Serraj ci lancia un salvagente: "Contrastiamo i trafficanti". Per l'intervento serve però l'egida della missione Sophia

"Navi italiane in acque libiche". Ma così rischiamo l'isolamento

A raccontarla sembra quasi una fiaba. Il figliol prodigo Fayez Serraj dopo la scappatella francese con l'irresistibile Emmanuel Macron ed il rivale generale Khalifa Haftar si presenta a Roma e, pur di farsi perdonare, propone al premier Paolo Gentiloni quel che fin qui s'è sempre rifiutato di chiedere ovvero l'invio di navi militari dentro le acque territoriali libiche per dar la caccia ai trafficanti di uomini. Un abboccamento che per il povero Gentiloni è un vero salvagente. Tradito da Macron e abbandonato da una Corte Europea del Lussemburgo irriducibile nel rigettare quei ricorsi della Croazia su cui contavamo per aggirare il trattato di Dublino lo sconsolato premier non sapeva più a che santo votarsi.

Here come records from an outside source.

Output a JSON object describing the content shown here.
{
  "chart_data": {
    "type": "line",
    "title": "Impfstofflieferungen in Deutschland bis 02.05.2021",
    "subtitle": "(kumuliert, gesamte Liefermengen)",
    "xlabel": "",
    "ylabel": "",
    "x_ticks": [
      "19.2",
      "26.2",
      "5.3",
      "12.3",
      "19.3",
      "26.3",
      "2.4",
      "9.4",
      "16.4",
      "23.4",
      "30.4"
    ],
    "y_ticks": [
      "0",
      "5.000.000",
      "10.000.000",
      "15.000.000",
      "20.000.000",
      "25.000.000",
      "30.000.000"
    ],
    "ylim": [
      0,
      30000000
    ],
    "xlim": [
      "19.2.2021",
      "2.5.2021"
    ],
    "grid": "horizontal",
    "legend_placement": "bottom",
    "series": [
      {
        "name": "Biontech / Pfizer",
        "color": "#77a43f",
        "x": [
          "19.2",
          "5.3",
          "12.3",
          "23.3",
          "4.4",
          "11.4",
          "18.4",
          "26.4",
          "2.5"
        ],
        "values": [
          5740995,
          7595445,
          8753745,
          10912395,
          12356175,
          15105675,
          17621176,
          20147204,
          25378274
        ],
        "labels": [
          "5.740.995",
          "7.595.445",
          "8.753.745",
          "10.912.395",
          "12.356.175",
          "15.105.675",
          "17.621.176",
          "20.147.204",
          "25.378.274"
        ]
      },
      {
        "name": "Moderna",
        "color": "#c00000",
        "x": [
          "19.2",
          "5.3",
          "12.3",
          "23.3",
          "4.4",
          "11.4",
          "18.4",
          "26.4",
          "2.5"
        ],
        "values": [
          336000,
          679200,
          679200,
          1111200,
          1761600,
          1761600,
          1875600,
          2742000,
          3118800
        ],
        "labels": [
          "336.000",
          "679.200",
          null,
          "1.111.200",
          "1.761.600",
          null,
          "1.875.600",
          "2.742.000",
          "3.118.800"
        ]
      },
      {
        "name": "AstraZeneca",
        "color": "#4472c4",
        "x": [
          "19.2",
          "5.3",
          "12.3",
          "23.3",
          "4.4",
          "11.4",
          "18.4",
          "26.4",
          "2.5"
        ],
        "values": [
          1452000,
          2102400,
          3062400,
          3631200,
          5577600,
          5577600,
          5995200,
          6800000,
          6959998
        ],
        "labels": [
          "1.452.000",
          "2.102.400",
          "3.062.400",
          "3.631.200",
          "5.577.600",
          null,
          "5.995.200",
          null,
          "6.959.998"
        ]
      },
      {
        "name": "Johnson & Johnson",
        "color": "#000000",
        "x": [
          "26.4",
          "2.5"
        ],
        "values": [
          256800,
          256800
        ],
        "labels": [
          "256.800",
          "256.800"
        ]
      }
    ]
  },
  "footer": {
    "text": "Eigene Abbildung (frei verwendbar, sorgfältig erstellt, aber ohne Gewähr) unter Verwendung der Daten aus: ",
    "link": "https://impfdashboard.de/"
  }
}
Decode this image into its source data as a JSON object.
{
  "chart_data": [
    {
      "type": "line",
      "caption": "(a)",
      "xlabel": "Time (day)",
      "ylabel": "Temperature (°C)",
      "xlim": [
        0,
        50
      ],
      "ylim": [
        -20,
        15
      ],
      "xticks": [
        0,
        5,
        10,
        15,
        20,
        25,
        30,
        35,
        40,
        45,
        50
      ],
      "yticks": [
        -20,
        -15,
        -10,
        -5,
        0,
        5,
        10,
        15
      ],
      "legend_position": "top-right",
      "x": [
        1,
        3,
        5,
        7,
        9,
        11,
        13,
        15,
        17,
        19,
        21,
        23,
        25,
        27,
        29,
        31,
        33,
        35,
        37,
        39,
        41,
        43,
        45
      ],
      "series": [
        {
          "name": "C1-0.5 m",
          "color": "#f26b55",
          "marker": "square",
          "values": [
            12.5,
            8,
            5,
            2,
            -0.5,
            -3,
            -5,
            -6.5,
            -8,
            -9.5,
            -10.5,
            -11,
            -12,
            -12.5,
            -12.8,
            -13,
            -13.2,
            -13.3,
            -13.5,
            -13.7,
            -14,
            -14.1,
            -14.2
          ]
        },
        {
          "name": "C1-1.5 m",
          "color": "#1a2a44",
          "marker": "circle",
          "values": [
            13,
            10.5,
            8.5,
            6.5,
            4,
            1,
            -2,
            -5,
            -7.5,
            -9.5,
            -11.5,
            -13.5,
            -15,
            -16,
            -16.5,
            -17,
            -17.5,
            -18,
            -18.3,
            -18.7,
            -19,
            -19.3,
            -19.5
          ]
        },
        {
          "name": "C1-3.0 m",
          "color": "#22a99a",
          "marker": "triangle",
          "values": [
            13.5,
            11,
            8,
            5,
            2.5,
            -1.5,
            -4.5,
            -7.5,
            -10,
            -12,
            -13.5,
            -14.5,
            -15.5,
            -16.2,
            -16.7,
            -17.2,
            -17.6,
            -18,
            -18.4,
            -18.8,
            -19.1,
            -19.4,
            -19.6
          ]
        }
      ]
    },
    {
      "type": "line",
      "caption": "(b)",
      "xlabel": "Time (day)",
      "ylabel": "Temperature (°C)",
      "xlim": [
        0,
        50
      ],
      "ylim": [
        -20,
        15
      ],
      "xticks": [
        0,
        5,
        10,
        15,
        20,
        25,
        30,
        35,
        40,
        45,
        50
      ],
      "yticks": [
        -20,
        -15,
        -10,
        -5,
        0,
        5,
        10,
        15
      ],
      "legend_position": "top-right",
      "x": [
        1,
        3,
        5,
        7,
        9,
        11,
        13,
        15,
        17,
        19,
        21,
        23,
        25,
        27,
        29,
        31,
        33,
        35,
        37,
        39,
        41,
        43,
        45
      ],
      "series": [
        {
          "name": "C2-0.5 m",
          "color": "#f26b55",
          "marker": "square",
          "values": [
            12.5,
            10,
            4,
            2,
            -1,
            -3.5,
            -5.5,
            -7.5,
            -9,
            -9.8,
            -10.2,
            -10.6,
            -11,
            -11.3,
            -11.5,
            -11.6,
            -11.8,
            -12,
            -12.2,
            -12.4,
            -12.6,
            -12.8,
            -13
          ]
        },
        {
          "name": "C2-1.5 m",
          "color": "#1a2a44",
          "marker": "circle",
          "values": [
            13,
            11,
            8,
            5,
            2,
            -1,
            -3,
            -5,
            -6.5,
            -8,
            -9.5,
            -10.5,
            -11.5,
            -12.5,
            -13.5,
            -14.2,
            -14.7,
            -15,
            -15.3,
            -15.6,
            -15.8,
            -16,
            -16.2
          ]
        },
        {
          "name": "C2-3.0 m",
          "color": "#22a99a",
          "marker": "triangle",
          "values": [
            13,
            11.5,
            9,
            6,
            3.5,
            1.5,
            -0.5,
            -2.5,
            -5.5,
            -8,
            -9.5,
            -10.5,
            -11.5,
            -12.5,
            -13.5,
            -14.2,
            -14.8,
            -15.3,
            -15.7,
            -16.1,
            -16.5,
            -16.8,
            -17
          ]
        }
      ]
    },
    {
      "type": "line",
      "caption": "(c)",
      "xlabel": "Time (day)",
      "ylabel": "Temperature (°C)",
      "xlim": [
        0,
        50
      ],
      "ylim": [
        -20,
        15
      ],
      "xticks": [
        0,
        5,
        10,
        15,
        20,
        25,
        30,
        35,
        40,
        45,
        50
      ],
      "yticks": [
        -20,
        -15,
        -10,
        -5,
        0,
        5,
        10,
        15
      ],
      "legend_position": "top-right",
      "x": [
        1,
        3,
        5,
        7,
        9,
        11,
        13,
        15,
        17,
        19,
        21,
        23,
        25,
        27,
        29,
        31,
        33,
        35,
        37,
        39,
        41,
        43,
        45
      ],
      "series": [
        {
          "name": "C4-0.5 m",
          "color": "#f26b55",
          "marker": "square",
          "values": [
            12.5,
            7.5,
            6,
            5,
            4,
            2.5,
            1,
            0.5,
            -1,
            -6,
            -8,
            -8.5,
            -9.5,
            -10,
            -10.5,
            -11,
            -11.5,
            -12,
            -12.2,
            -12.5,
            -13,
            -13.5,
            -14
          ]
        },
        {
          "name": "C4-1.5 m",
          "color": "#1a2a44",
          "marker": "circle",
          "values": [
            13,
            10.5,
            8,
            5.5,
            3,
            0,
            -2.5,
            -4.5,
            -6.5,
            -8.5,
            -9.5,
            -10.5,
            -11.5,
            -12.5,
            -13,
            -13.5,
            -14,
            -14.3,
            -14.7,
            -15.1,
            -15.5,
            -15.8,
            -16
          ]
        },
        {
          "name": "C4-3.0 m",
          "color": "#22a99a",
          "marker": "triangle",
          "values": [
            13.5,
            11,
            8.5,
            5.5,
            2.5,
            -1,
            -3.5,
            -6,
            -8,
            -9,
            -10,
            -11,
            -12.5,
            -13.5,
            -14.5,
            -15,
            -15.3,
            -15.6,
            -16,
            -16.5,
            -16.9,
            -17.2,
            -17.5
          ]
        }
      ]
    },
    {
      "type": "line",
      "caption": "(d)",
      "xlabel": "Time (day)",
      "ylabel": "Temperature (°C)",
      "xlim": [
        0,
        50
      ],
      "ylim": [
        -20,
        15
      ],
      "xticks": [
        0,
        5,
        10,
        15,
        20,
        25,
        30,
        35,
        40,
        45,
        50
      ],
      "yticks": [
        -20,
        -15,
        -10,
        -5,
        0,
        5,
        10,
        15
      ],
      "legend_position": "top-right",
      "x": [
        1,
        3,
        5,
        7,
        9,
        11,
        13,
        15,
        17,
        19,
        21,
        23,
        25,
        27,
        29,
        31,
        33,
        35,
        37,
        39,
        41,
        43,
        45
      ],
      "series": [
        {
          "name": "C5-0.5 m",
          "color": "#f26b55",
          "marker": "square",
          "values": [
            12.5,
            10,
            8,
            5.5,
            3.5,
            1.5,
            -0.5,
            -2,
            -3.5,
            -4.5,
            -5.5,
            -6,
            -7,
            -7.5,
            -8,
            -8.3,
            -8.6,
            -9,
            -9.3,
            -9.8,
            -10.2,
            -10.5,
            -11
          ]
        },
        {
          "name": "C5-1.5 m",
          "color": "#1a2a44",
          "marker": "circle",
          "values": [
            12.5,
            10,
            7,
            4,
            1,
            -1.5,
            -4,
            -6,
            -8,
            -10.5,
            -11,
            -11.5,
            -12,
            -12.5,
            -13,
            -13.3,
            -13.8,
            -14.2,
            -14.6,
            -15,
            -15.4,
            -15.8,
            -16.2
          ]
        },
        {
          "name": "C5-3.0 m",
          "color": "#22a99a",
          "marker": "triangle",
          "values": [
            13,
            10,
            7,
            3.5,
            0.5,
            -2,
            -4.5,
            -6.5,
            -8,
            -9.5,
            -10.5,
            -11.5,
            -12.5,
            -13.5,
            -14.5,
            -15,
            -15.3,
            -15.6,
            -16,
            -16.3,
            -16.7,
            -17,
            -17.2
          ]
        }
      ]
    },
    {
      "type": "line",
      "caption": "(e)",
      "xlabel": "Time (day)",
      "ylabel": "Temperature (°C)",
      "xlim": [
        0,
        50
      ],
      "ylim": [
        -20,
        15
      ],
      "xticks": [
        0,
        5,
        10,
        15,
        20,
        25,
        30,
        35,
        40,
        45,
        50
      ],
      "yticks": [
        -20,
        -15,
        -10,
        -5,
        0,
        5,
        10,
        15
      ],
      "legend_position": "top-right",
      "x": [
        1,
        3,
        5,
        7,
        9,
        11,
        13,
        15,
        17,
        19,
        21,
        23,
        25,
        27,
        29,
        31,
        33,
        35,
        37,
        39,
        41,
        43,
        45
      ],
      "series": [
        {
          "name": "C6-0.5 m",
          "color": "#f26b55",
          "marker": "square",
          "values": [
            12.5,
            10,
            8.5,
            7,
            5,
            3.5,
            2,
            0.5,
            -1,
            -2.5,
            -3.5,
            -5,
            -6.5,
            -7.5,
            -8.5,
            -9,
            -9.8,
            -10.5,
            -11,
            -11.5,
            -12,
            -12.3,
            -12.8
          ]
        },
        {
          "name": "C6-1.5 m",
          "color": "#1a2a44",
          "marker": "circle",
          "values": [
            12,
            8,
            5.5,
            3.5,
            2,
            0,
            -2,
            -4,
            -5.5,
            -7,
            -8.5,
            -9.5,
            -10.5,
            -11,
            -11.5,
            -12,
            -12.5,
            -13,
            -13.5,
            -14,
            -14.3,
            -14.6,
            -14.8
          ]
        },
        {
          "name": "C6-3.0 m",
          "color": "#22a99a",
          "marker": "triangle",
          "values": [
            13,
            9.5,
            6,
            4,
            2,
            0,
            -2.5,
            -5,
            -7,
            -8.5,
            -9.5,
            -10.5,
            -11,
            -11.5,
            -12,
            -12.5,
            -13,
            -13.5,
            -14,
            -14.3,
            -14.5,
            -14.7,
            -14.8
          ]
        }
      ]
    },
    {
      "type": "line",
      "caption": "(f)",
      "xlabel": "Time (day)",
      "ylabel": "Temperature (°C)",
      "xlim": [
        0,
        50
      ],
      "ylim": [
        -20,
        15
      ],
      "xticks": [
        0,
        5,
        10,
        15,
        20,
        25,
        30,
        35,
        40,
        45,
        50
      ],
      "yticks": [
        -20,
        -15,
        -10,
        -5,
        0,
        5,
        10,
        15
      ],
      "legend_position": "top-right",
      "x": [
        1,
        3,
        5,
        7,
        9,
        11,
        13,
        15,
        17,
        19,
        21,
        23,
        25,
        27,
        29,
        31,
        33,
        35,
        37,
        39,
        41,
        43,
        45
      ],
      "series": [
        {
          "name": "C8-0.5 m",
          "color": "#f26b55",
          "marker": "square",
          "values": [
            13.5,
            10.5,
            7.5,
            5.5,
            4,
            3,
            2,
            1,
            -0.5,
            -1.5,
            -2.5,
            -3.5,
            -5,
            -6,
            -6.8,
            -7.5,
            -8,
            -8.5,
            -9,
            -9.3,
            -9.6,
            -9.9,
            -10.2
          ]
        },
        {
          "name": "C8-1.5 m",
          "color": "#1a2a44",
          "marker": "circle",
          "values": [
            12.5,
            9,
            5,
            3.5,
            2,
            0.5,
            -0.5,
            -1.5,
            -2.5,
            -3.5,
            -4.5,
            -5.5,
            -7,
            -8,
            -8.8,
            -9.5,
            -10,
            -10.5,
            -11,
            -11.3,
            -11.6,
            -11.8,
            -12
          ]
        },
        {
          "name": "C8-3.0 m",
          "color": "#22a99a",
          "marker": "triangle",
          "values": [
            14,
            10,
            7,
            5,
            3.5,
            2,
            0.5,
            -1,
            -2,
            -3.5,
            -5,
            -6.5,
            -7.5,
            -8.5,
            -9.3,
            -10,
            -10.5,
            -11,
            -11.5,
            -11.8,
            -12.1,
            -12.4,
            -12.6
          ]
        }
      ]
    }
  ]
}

Invece, inaspettatamente, ecco Serraj proporgli «un sostegno tecnico con unità navali italiane nel comune contrasto al traffico di esseri umani da svolgersi in acque libiche». Una proposta che se non fosse vera bisognerebbe inventarsela, ma a cui il risollevato Gentiloni non può che offrire entusiasta sostegno. «La richiesta spiega il premier - è attualmente all'esame del nostro ministero della Difesa. Le scelte saranno esaminate dalle autorità libiche e con il Parlamento italiano. Ma se valuteremo la possibilità di rispondere positivamente, come credo necessario, può rappresentare un punto di novità molto rilevante per il contrasto al traffico di esseri umani».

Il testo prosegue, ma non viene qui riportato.